José Antonio Martins - Maquiavel faz referência direta a alguns escritores romanos, como Tito Lívio, Lucrécio , Salústio , Cícero , Vergézio , bem como aos gregos Políbio, Platão  e, certamente, Aristóteles . Todavia, apesar de ele não nomear vários autores, podemos perceber que vários outros autores romanos e pensadores medievais foram lidos e se tornaram ou fonte para seus argumentos, ou adversários a serem rebatidos, e neste caso claramente podemos identificar os escritos políticos de Agostinho de Hipona . Conforme esclarece Eugenio Garin , é na cultura do Renascimento italiano que está a verdadeira fonte de Maquiavel.

 

IHU On-Line - Em que medida os conceitos de virtù e fortuna são tributários a Tito Lívio e reinterpretados pelo pensador florentino?

José Antonio Martins - Esses conceitos não nascem diretamente de Tito Lívio, mas de outras fontes. Aqui cabe um esclarecimento necessário. Maquiavel comenta apenas os dez primeiros livros da História de Roma de Tito Lívio, que era composta por 142 livros, donde o correto seria nomear Discurso sobre a primeira dezena, e não década, como se adotou nas edições brasileiras. Ele escolhe apenas esses livros para comentar por dois motivos: primeiro, por ser nessa parte da obra que o historiador romano narra o surgimento de Roma e sua transição do período monárquico para o republicano. Tendo em vista que Maquiavel desejava fazer uma exposição sobre a república, essa primeira parte do livro auxiliaria em sua tarefa. O segundo motivo para a escolha do texto liviano foi porque um de seus adversários intelectuais, Bernardo Rucellai , aristocrata e cunhado de Lorenzo de Médici , havia feito também uma exposição sobre esse trecho da obra de Tito Lívio, anos antes, defendendo um modelo republicano cujo centro decisório estivesse na mão da aristocracia. Ora, Maquiavel escolhe o mesmo trecho para comentar a fim de mostrar outra tese, a de que a república romana encontrou sua glória porque foi, ao longo dos anos, dando maior espaço ao povo nas decisões políticas. 

 

Cosmologia do Renascimento

Os motivos pela escolha do texto de Tito Lívio não se calcam na recuperação da noção de virtù e fortuna. Sobre a primeira, como já dissemos, sua elaboração decorre da constatação de que os atos políticos possuem uma lógica de ação própria, com regras e finalidade muito precisas. Razão pela qual tem se tornado praxe não traduzir o termo italiano virtù por virtude, visto que esta muitas vezes se põe como o antônimo da virtù. Todavia, por maior que seja a virtù de um indivíduo ou de uma cidade, ela não é o bastante para conter as forças da natureza que atuam sobre os destinos dos homens, donde sempre ser necessário considerar a fortuna. A noção de fortuna deve ser pensada no interior da cultura do Renascimento, nesse desejo dos homens do período em afirmar suas capacidades ou potencialidades e poderem, assim, controlar a natureza. Apesar dessa crença nas capacidades humanas, vários pensadores do Renascimento, como Maquiavel, reconheciam que a força humana não podia tudo, que a natureza exercia seu poder sobre os destinos humanos. Donde ser necessário ao homem de virtù saber reconhecer e tentar controlar os ímpetos da natureza, a fortuna, que sempre acaba interferindo no destino dos homens. Enfim, os fundamentos da noção de fortuna devem ser buscados na cosmologia do Renascimento, nesta certeza de que a natureza interfere no destino dos homens.

 

IHU On-Line - Gostaria de acrescentar algum aspecto não questionado?
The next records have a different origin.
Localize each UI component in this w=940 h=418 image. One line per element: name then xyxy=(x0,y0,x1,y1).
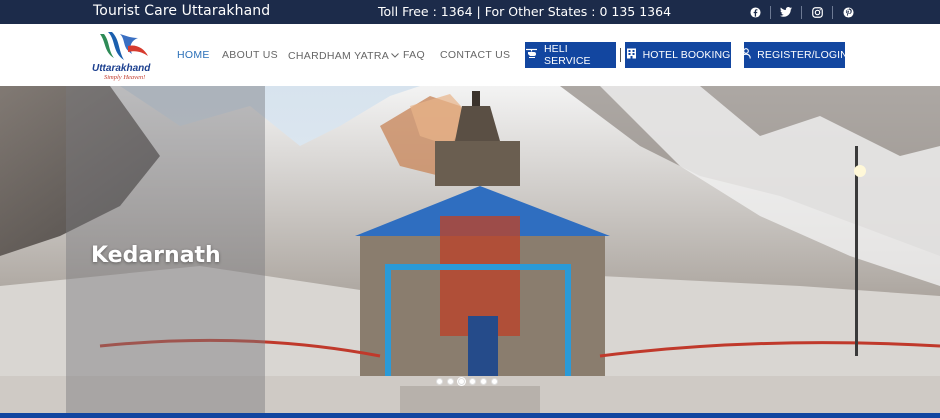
slider-dot[interactable] xyxy=(491,378,498,385)
instagram-icon[interactable] xyxy=(802,0,832,24)
slide-title: Kedarnath xyxy=(91,243,221,268)
slider-dot[interactable] xyxy=(447,378,454,385)
slider-dot[interactable] xyxy=(436,378,443,385)
hotel-booking-label: HOTEL BOOKING xyxy=(642,49,731,61)
helicopter-icon xyxy=(525,48,538,62)
logo-mark-icon xyxy=(100,32,148,60)
user-icon xyxy=(741,48,751,62)
site-name: Tourist Care Uttarakhand xyxy=(93,3,271,19)
hotel-icon xyxy=(626,48,637,62)
heli-service-button[interactable]: HELI SERVICE xyxy=(525,42,616,68)
tollfree-info: Toll Free : 1364 | For Other States : 0 … xyxy=(378,4,672,19)
top-bar: Tourist Care Uttarakhand Toll Free : 136… xyxy=(0,0,940,24)
logo-tagline: Simply Heaven! xyxy=(104,74,146,81)
nav-home[interactable]: HOME xyxy=(177,49,210,61)
slider-dots xyxy=(436,378,498,385)
nav-chardham-yatra[interactable]: CHARDHAM YATRA xyxy=(288,49,399,62)
nav-chardham-yatra-label: CHARDHAM YATRA xyxy=(288,50,390,62)
chevron-down-icon xyxy=(391,49,399,61)
twitter-icon[interactable] xyxy=(771,0,801,24)
bottom-strip xyxy=(0,413,940,418)
social-links xyxy=(740,0,863,24)
nav-contact-us[interactable]: CONTACT US xyxy=(440,49,510,61)
hotel-booking-button[interactable]: HOTEL BOOKING xyxy=(625,42,731,68)
main-navbar: Uttarakhand Simply Heaven! HOME ABOUT US… xyxy=(0,24,940,86)
slider-dot[interactable] xyxy=(458,378,465,385)
register-login-label: REGISTER/LOGIN xyxy=(757,49,848,61)
slider-dot[interactable] xyxy=(480,378,487,385)
nav-faq[interactable]: FAQ xyxy=(403,49,425,61)
register-login-button[interactable]: REGISTER/LOGIN xyxy=(741,42,848,68)
heli-service-label: HELI SERVICE xyxy=(544,43,591,67)
pinterest-icon[interactable] xyxy=(833,0,863,24)
slider-dot[interactable] xyxy=(469,378,476,385)
site-logo[interactable]: Uttarakhand Simply Heaven! xyxy=(92,30,156,82)
nav-about-us[interactable]: ABOUT US xyxy=(222,49,278,61)
hero-slider: Kedarnath xyxy=(0,86,940,418)
logo-name: Uttarakhand xyxy=(92,63,151,74)
facebook-icon[interactable] xyxy=(740,0,770,24)
button-divider xyxy=(620,48,621,62)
José Antonio Martins - Apenas insistir que, a despeito do intervalo de tempo que nos separa do momento de confecção de O Príncipe, e não somente dessa obra, mas o corpus político maquiaveliano, a sua reflexão repercute com força em nossos dias, não porque temos semelhanças culturais, sociais, mentais com o “momento maquiaveliano” (para usar uma boa expressão de John Pocock), mas porque o pensamento político maquiaveliano nos revela algo presente ainda no nosso modo de fazer política. Nessa sua capacidade de desvelar a lógica de ação política, Maquiavel consegue retratar e explicar algo que ainda perdura, gostemos ou não, no palco das ações políticas. Mais do que tentar estabelecer vínculos e pontes anacrônicas entre o nosso contexto e o do cinquecento florentino de Maquiavel, cumpre-nos extrair de seus textos essa explicação de como funciona uma parte importante de nossas vidas e utilizar esse conhecimento para criticar e estabelecer modos de conduta política.